= Four-wire circuit =

In telecommunications, a four-wire circuit is a two-way circuit using two paths so arranged that the respective signals are transmitted in one direction only by one path and in the other direction by the other path. The four-wire circuit gets its name from the fact that is uses four conductors to create two complete electrical circuits, one for each direction. The two separate circuits (channels) allow full-duplex operation with low crosstalk.

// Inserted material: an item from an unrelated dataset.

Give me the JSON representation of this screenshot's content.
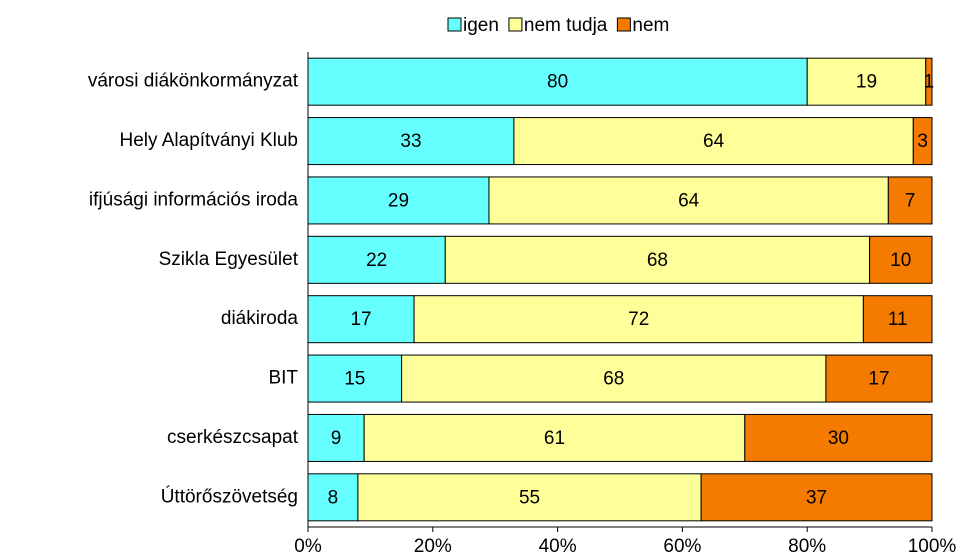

In telephony a four-wire circuit was historically used to transport and switch baseband audio signals in the phone company telephone exchange before the advent of digital modulation and the electronic switching system eliminated baseband audio from the telco plant except for the local loop. The local loop is a two-wire circuit for one reason only: to save copper. Using half the number of copper wire conductors per circuit means that the infrastructure cost for wiring each circuit is halved. Although a lower quality circuit, the local loop allows full duplex operation by using a telephone hybrid to keep near and far voice levels equivalent.

As the public switched telephone network expanded in size and scope, using many individual wires inside the telco plant became so impractical and labor-intensive that in-office and inter-office signal wiring progressed to high bandwidth coaxial cable (still a popular interconnection method in the 21st century, used with the Lucent 5ESS Class-5 telephone switch to present day), microwave radio relay and ultimately fiber-optic communication for high-speed trunk circuits. At the end of the 20th century, four-wire circuits saw renewed growth for corporate local loop service for use in dedicated line service for computer modems to interconnect company computer networks and to connect networks to an Internet service provider for Internet connectivity before commodity DSL and cable modem connectivity was widely available.